Mélanie sat back on her heels. “Did she ever seem afraid of anything? Or anyone?”

“Nelly?” Trevennen threw back his head and gave a rich laugh that echoed off the low ceiling as though it were the rafters of the Drury Lane. “‘Of all base passions, fear is most accurs’d.’ Or so Nelly would have claimed. We Trevennens may be a foolish lot, Mrs. Fraser, but we don’t frighten easily, and Nelly had more courage than my brother and I put together.”

Charles got to his feet. “One last question, Trevennen. Has anyone else asked you about your niece recently?”

“About Nelly?” Trevennen shook his head. “Good God, no. I don’t get many visitors and I doubt most of the people here even remember I have two nieces.”

Charles nodded. “A dark-haired man with a Spanish accent was asking questions about her at the theater. I’d advise you not to talk to him. We have reason to think he doesn’t wish Miss Trevennen well.”

Trevennen squared his shoulders with the dignity of King Lear. “Don’t worry, Fraser. I don’t volunteer information to anyone I don’t care for.”

A light rain was falling when Charles and Mélanie stepped back out onto the gallery. The wind slapped against the stone, bringing a sour smell from the ground below and warning of a more violent storm to come. The gallery was crowded with visitors hurrying home and Marshalsea residents hurrying back to their rooms before the storm hit.

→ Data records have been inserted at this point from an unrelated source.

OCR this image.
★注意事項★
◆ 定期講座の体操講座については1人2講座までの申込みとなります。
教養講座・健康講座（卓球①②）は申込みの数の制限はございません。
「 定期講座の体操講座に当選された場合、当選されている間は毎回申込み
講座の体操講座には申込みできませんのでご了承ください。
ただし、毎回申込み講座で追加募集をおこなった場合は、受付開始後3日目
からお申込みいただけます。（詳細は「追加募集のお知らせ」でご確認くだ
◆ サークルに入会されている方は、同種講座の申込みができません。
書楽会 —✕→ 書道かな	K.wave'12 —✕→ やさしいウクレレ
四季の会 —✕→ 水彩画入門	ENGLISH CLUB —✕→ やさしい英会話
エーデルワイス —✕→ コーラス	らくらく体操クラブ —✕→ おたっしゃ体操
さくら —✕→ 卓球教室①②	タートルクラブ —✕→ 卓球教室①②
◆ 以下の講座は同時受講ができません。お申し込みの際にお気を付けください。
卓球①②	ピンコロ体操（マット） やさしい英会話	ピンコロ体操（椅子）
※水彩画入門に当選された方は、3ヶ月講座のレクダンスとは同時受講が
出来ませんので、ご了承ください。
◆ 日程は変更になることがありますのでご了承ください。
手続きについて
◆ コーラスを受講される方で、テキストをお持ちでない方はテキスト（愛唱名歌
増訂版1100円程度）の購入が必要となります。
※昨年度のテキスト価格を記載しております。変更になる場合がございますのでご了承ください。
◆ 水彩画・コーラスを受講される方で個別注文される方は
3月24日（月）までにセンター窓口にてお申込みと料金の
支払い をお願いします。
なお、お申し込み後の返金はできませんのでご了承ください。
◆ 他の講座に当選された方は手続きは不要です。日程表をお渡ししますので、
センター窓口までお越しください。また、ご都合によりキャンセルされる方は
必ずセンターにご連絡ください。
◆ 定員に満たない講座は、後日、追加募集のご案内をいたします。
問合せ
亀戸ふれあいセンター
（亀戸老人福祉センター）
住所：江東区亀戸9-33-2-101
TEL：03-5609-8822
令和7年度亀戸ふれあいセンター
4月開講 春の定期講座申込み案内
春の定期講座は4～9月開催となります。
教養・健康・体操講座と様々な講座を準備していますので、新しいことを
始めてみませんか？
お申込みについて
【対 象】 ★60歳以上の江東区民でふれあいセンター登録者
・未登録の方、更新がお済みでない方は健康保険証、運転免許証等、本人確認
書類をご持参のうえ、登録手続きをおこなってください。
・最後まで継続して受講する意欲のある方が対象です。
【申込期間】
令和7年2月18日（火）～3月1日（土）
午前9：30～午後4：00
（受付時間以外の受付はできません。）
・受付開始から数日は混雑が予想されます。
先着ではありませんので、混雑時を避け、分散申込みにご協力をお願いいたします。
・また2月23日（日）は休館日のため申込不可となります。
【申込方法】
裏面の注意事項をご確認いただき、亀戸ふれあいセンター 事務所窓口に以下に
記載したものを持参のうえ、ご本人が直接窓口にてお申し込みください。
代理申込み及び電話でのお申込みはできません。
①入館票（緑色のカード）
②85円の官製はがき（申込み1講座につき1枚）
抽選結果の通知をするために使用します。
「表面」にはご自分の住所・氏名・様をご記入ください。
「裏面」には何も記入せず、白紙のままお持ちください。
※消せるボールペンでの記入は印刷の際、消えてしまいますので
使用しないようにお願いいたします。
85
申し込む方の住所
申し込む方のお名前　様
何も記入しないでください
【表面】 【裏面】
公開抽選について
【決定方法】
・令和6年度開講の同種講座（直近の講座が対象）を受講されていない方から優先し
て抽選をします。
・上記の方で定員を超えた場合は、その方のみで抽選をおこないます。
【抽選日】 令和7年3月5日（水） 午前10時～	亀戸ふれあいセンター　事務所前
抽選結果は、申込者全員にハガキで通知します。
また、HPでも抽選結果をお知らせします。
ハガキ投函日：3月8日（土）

“I take it the Gilded Lily is a brothel,” Mélanie said. The press of the crowd forced her to walk close to Charles, but she hadn’t taken his arm.

“It is.”

“I won’t ask how you know,” she said, as they reached the head of the stairs. “Shall we try it first or—”

She got no farther. Charles, his gaze focused inward, didn’t see what actually happened. One moment Mélanie was speaking. The next, she gave an abrupt cry and fell headlong down the steps to the hard stone below.